Кучка, свалка под котлом, и вдруг — бледный, высокий, молодой, в сапогах, в полупальто, с черным козырьком над белым лбом, один остался торчать на железном горбу. Стал, как на казнь, как на последнее слово.
— Друзья! — крикнул бледный, и дрогнул голос над толпой. — Всем холодно, на всех одежонка дрянь! А что нас греет, почему не пропадем ни на морозе, ни в голоде? Греет нас, что мы одно. Крепкое, плотное — кирпичная стена. Потому и сволочь, что стоит за воротами, боится сунуться сюда, — и он махнул рукой к воротам, и все оглянулись. — Пусть они сунутся, — знают, что разобьют башку о кирпичную стенку. Пусть пулей снимут меня отсюда — одна щербина дырки не сделает. Пусть ружейным свинцом заткнут мне глотку, пусть прохвост разобьет камнем голову! Товарищи! Все мы в грязи, втоптаны ногами этой сволочи в грязь, дух нам забили, грязью залепили рот… Надо встать во весь рост, и пусть падут все, все до единого — за наше право, за наше счастье. Не вытерпели котельщики, слава котельщикам!
И гул, гул, которого не мог понять Филипп, — радость? угроза? — гул прошел по головам, а бледный кричал:
— Слава котельщикам! Не дали…
— Урра! — послышалось Филиппу.
— Пусть раскроют пасть все тюрьмы, — рвался над гулом голос оратора.
— Га-а-а! — поднималось в толпе.
— Пусть бьют штыки, воют пули, — крикнул поверх голов оратор.
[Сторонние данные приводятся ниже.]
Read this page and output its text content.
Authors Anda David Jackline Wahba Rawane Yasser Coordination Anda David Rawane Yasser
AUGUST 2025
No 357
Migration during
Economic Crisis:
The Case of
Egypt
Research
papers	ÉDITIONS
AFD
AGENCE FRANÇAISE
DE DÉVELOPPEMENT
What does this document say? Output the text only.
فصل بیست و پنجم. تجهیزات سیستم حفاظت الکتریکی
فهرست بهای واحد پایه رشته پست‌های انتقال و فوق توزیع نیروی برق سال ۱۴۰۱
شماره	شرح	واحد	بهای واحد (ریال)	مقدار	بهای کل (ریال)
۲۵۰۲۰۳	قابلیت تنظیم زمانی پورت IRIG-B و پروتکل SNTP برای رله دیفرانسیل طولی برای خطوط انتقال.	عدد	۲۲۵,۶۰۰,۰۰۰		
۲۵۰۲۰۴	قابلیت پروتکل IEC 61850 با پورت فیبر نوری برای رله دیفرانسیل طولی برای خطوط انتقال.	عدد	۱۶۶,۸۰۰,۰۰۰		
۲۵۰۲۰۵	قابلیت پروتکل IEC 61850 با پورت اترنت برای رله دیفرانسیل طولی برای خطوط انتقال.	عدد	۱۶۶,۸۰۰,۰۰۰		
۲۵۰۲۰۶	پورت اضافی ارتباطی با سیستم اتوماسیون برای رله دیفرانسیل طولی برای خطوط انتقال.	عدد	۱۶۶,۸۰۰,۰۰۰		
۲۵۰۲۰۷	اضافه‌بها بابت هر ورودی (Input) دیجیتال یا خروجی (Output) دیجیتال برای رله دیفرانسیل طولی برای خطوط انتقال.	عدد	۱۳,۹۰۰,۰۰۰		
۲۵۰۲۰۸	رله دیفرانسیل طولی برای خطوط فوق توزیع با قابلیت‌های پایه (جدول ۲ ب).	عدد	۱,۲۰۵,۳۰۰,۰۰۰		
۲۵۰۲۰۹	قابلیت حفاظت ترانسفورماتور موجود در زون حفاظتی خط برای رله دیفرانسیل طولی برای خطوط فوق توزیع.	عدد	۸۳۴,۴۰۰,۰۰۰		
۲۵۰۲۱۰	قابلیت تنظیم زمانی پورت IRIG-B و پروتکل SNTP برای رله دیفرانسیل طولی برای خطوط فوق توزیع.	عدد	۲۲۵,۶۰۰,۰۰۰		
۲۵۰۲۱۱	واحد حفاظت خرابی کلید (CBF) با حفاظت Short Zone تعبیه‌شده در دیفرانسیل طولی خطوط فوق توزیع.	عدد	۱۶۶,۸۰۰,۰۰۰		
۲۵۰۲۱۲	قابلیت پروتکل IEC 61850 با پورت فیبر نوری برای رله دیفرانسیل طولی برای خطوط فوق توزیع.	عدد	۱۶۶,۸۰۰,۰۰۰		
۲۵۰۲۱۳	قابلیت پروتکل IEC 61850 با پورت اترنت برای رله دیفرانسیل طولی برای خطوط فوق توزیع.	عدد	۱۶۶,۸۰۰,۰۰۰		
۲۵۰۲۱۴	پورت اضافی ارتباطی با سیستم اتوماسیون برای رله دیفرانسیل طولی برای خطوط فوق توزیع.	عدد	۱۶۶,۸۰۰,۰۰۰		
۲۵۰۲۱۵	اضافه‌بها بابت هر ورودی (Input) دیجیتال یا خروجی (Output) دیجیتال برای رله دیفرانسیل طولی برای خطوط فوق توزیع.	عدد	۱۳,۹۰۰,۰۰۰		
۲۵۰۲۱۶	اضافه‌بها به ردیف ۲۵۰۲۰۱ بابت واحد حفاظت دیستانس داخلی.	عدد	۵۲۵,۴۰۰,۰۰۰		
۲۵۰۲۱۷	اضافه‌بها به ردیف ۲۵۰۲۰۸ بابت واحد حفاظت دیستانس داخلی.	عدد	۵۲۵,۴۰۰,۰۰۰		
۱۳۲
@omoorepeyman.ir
Вздернул вверх головой, сердито, с вызовом. Гул шел сильней, сильней, с воем, и вдруг от угла, от прохода, через весь рев, сквозь ветер, стал слышен мерный крик… Головы скосило туда, к углу, как повернуло ветром, и сразу стало слышно, как густо пели голоса:
А бледный все еще стоял струной на котле. И только, когда песня победила, он стал сползать. И много рук потянулось и приняло его вниз. Он неловко колыхался секунду над толпой в руках людей и утонул в черной массе.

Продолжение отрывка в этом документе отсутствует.